The U.S. Forest Service may have to do more analysis before it can approve a proposed mine that would tunnel beneath the Cabinet Mountains in northwest Montana.

Last week, Missoula federal district Judge Donald Molloy ruled the U.S. Fish and Wildlife Service, the Forest Service and RC Resources will have to prove in court that they properly considered the mine’s effects on threatened species, namely bull trout and grizzly bears.

RC Resources, a subsidiary of Hecla Mining, is the company applying to open the Rock Creek Mine beneath the Cabinet Mountains.

Opponents of the mine, namely the Ksanka Crazy Dog Society of the Kootenai Nation and six environmental organizations, sued in January, asserting the Fish and Wildlife Service cut a number of corners when it gave the Forest Service a nod to grant yet another permit to RC Resources in August 2018.

Federal attorneys asked Molloy to throw out some of those challenges, claiming they weren’t valid.

This is the fourth round of litigation over the permit. In 2010, the previous permit was invalidated because the Forest Service hadn’t allowed proper public involvement under the National Environmental Policy Act.

Now the environmental groups say the Fish and Wildlife Service was wrong when it decided it didn’t need to update a 2006 biological opinion on grizzly bears. They said the agency should have looked at the grizzly bear deaths that have occurred in the Cabinets in the past decade. By issuing a supplement in 2017 that didn’t do that, the agency was being “arbitrary and capricious,” the groups said.

Molloy said the federal attorneys hadn’t proved otherwise, so he’s allowing the challenge to stand.

When it came to bull trout, the environmental groups charged that the Fish and Wildlife Service violated the Endangered Species Act by making allowances for some bull trout to die when three sections of streams will dry up once the mine is in operation.

The Endangered Species Act allows the Fish and Wildlife Service to approve a certain amount of “take,” or killing, of threatened or endangered species, but a specific number is usually set.

In the case of the mine, the Fish and Wildlife Service just said bull trout deaths are limited to the three stream segments, without setting a limit.

The environmental groups said that breaks the law because too many trout may die without a “trigger” to stop the taking.

“Plaintiffs don’t argue for any particular standard here; they merely assert there should be a standard,” Molloy wrote.

Federal attorneys argued the Forest Service permit is only for the first phase, which is exploratory, and not the second phase, where the mine is in operation. They claimed the environmental groups couldn’t challenge the permit based on Phase II.

That argument didn’t work in this case, Molloy said. His previous rulings concluded it doesn’t matter how many steps are required to reach the point where harm occurs, only that there’s a good chance harm will occur.

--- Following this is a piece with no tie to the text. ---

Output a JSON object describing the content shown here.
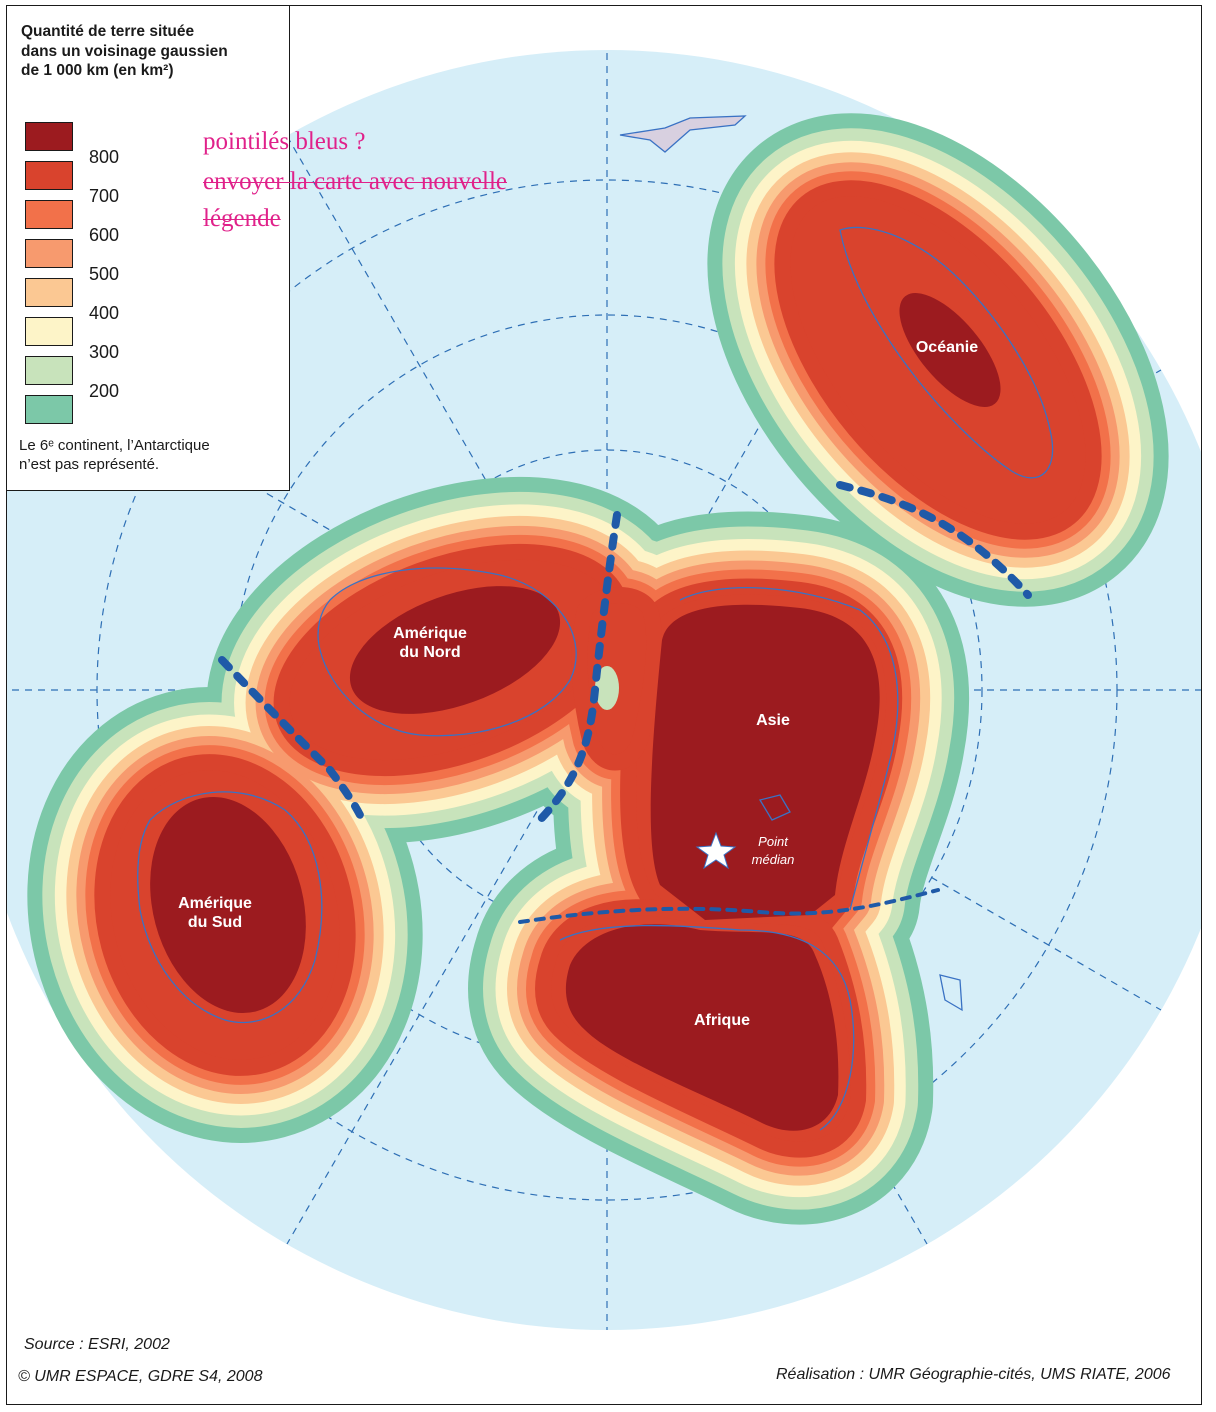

“Here, (RC Resources) and its predecessors’ long history of applying to operate the mine, and the Forest Service’s long history of approving it, pushes the implementation of Phase II from the purely subjective to the reasonably probable,” Molloy wrote.

The Rock Creek Mine is also struggling with permits from the Montana Department of Environmental Quality. Most recently, in July, a district court struck down a pollution discharge permit for the mine, saying DEQ violated federal and state Clean Water Acts.

The environmental groups challenging the mine include the Rock Creek Alliance, Earthworks, the Montana Environmental Information Center, Defenders of Wildlife, the Sierra Club and the Center for Biological Diversity.